Wildfires Spread Across New Jersey and Connecticut: ‘No End in Sight’
The New York Times
Firefighters in the two states have battled hundreds of blazes during an unseasonably dry fall.
A spate of wildfires crisscrossing New Jersey prompted a statewide smoke advisory on Friday, as flames from one blaze in the Palisades, across the Hudson River from Manhattan, roared dangerously close to the nearby suburbs.
The 39-acre fire on the usually verdant cliffs of the Palisades was 30 percent contained by Friday afternoon, according to the New Jersey Forest Fire Service. It had not caused any injuries, the fire service said.
Yet the blaze added to the hundreds of brush fires that have ignited in New Jersey and Connecticut in recent weeks as a regional drought deepens. Three major fires across more than 840 acres in southern New Jersey this week required evacuations and road closings.
“There’s no end in sight,” said Chief Bill Donnelly of the forest fire service.

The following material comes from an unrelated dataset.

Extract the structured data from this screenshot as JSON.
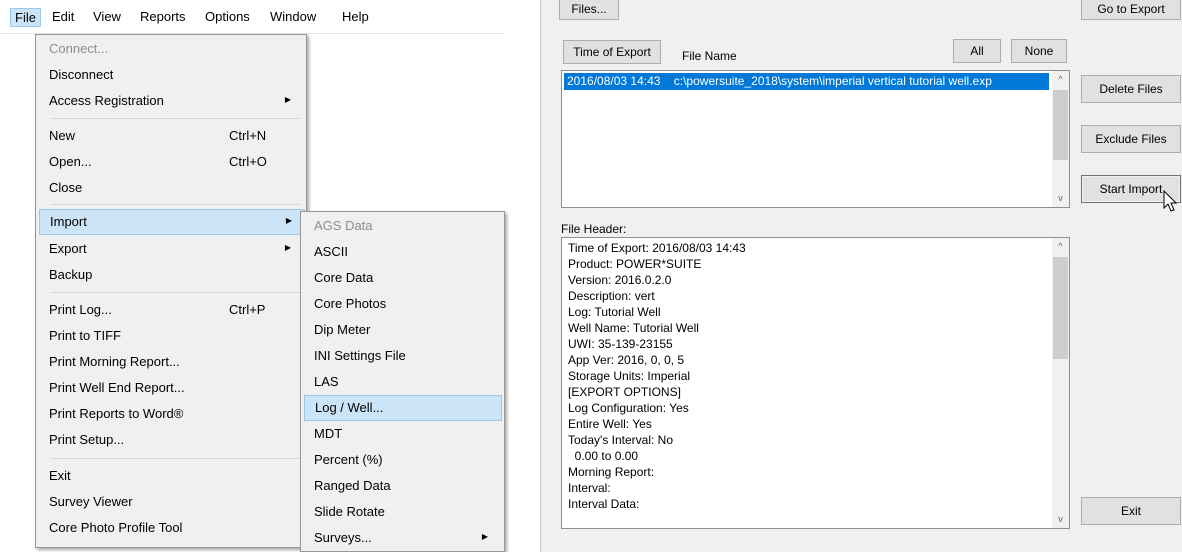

Red flag warnings, which the National Weather Service issues on gusty days with low humidity so that people will be careful with possible fire starters like cigarettes and grills, have become common lately, and were renewed on Friday from Massachusetts to Delaware.
Some of the worst conditions in the Northeast and Mid-Atlantic regions are in New Jersey, where most of the state is in a severe drought or worse, and the threat of fire is ranked as “extreme,” the forest fire service’s highest rating.